L'11 marzo 1765 ricevette l'abito delle Carmelitane Scalze ed il 12 marzo 1766
fece la sua professione religiosa. Una grazia singolare le venne elargita dal
Signore il 28 giugno 1767: in coro, durante la recita dell'Ufficio Divino alle parole
di S.Giovanni "Deus Caritas est" ("Dio è Amore"), ella fu penetrata dal senso
profondo di quella espressione, che orientò fortemente tutta la sua vita in un
amore sempre più eroico verso Dio e verso il suo prossimo e che ella ripeteva,
rapita, alle consorelle.
La continua e faticosa assistenza alle sorelle anziane ed inferme (si domandava
ad ogni azione: "Adesso che faccio questa azione, amo il mio Dio?"), l'amore
al nascondimento ed al patire con Cristo, un'assidua mortificazione velata da
un incessante ed amabile sorriso, un'ardente devozione al Cuore di Gesù ed alla
Vergine la condussero - in brevissimo tempo - alla pienezza della sua santità.
A soli 22 anni e mezzo, il 7 marzo 1770, morì consumata dall'amore e dal
dolore più che dalla peritonite che, fulminea, distrusse il suo fisico in 24 ore.

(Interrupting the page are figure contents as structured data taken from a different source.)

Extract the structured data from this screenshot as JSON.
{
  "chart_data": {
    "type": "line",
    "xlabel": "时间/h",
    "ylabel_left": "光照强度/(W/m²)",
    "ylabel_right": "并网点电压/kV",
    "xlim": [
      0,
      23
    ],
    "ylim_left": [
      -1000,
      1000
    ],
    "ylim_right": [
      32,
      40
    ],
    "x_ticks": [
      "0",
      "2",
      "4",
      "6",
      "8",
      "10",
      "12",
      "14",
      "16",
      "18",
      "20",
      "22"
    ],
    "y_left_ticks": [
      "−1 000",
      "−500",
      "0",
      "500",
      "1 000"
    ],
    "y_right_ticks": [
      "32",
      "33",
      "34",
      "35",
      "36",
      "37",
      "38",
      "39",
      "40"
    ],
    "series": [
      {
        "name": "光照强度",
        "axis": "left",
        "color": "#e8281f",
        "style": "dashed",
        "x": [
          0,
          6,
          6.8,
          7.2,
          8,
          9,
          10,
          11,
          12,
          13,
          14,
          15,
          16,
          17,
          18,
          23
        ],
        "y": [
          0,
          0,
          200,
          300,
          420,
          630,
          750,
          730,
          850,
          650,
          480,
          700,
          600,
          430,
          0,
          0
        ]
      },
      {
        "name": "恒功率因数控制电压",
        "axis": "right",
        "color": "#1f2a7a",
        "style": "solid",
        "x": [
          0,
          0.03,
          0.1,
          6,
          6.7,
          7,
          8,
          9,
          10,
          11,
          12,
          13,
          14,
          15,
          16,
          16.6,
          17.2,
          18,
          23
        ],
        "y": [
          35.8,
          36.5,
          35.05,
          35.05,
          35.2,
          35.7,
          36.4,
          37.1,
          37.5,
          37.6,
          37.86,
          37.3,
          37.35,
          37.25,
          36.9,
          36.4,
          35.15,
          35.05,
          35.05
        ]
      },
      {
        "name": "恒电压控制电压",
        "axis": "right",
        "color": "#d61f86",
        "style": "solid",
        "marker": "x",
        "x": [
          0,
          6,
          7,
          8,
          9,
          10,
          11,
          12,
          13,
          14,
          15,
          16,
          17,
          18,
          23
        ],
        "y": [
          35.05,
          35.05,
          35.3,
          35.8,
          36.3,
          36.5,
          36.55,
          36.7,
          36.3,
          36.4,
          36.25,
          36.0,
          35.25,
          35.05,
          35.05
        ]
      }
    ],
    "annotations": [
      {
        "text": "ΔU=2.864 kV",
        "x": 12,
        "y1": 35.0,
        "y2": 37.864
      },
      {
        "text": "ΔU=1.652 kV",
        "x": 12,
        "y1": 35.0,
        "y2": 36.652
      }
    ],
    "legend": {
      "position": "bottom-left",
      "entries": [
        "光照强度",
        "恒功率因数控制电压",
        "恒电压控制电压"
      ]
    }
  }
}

La sua morte fu sigillata da un fatto prodigioso: il suo corpo rimase intatto,
senza tracce di corruzione.
Pio XI, che chiamò S.Teresa Margherita "neve ardente", la propose
come modello di santità cristiana e religiosa, beatificandola il 9 giugno
1929 e proclamandola Santa il 19 marzo 1934. Il corpo, tutt'ora
incorrotto, riposa in una cappella della chiesa del Monastero delle
Carmelitane Scalze in Firenze, vigilato dalla preghiera delle sue
consorelle e dalla venerazione dei fedeli che a lei
si rivolgono con fiduciosa speranza in ogni loro necessità.